Guiding Principles for Responsible Use of Artificial Intelligence (AI)
This document provides an initial set of foundational principles and guidelines for responsibly using AI tools in East Irondequoit CSD. These foundational principles and guidelines will be reviewed and updated as needed to ensure they continue to align with changes in technology, laws and our understanding of AI’s impact on education. These principles and guidelines are meant to promote responsible use of AI that is purpose driven and supports district goals. These principles and guidelines apply to all forms of AI, including Generative AI.
Definition of Generative AI: Generative Artificial Intelligence (AI) is a technology that can create content, including text, images, audio, or video, when prompted by a user. Generative AI systems learn patterns and relationships from massive amounts of data, which enables them to generate new content that may be similar, but not identical, to the underlying training data. The systems generally require a user to submit prompts that guide the generation of new content. (Adapted slightly from U.S. Government Accountability Office Science and Tech Spotlight: Generative AI)
Definition of Personally Identifiable Information (PII): Personally Identifiable Information is any combination of two or more identifying elements that when combined can identify a person.
Guiding Principles: The district supports these guiding principles as the foundation for developing guidance for the responsible use of AI. These guiding principles are based on the CoSN K12 Generative AI checklist, the Teach AI in Education Toolkit and the NIST AI Risk Management Framework. These principles articulate the following characteristics of trustworthy AI. Trustworthy AI should be safe and secure, accountable and transparent, valid and reliable, privacy-enhanced, explainable and interpretable and equitable and accessible. In addition, AI use should be purpose driven, human-centered and never used with the intent to harm, harass or intimidate others.
Purpose Driven:
AI should be used to enhance educational outcomes, not replace human instruction.
AI use should support curriculum and help students achieve their educational goals.
AI use should enhance operational and administrative efficiency, not replace it.
AI use should support district goals to deliver equitable educational experiences to students.
Privacy and Data Protection:
AI should be used only in a manner that respects user privacy.
Personally identifiable information, sensitive or confidential information should never be shared with AI systems.
AI tools must comply with all relevant data protection and privacy laws.

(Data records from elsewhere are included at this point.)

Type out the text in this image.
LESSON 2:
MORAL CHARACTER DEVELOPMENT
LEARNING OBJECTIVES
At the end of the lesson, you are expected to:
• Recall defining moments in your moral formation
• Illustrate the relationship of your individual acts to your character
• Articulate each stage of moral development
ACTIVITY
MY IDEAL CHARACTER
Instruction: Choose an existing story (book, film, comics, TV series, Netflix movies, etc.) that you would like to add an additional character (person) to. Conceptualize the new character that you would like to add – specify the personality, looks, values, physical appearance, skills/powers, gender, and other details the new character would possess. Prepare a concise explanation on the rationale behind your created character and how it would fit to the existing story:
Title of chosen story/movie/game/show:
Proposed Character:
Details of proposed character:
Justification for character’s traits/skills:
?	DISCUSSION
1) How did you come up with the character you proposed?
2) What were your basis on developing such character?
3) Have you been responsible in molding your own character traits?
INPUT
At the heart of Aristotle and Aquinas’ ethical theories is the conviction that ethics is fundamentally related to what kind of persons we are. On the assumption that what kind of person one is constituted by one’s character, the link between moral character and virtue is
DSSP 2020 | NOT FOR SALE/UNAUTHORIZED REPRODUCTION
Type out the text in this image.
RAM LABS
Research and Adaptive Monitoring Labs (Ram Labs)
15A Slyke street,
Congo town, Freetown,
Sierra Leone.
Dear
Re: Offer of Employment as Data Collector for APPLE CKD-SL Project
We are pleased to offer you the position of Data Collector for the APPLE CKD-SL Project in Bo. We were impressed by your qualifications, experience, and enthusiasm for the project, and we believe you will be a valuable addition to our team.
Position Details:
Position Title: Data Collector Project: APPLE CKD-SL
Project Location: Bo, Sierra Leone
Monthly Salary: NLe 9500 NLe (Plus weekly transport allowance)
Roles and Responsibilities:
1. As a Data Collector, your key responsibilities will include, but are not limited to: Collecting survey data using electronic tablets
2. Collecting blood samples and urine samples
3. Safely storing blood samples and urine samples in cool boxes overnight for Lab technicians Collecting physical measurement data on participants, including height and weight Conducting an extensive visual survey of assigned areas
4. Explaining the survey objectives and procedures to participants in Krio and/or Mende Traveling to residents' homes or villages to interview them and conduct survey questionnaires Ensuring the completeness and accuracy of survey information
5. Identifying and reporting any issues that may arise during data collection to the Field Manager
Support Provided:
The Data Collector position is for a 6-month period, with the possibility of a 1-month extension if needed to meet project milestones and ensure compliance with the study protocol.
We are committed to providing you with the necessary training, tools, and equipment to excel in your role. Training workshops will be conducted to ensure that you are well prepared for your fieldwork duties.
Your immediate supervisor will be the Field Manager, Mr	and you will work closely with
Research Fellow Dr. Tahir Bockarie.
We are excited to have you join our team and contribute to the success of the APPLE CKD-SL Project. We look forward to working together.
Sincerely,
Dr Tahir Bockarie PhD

AI tools must have appropriate data security protections.
Transparency and Accountability:
The use of AI should be transparent. Students, parents, and staff should be informed about the AI tools being used, their purpose, and how they work.
Maintain human agency and judgement. There should be clear accountability for the decisions made by AI. If an AI system makes a decision, there should be a human who can explain the decision-making process.
The district shall use Generative AI responsibly and be held accountable for the performance, impact and consequences of its use in district work.
Vendors partnering with schools to provide AI tools should be accountable for the reliability of their products and comply with relevant data protection and privacy laws.
Accurate and Reliable:
AI outputs should be reviewed for accuracy to verify that outputs produced are valid and continue to demonstrate the reliability of system performance.
AI outputs should be viewed as first draft and reviewed for bias and inaccuracies.
Equitable and Accessible:
All students should have access to AI tools which are inclusively designed with all students in mind.
Fairness in AI includes concerns for equality and equity by addressing issues such as harmful bias and discrimination. AI may produce bias output; therefore, all AI output should be checked for accuracy, and it should be tested and monitored.
Safety and Well-being:
AI should be used in a way that ensures the physical, emotional, and psychological safety of students.
AI should not be used to harm, harass, or intimidate others.
AI should be used with safety and security in mind, minimizing potential harm and ensuring that systems are reliable, resilient, and controllable by humans.
Knowledge - Promote AI Literacy: The district shall provide AI Literacy training to staff and students to support responsible use of AI. AI Literacy training should include topics such as:
Understanding how to use AI and how AI works and why it produces the results that it does.
Strategies for AI concepts into core academic classes.
Benefits of AI.
Risks of AI:
Bias and Fairness in outputs of AI tools.
Overreliance on use of AI.
Cultural competence.
Accessibility and Equity.
Data privacy.
Hallucinations and Deep Fakes.
Ongoing Monitoring and Evaluation:
The use of AI should be regularly reviewed to assess its impact on students and the learning environment utilizing metrics to measure successes.
The use of AI should be regularly reviewed to ensure equity of access, data privacy, and safe and ethical usage are maintained.
The district shall adapt its use of AI tools as new information and models become available.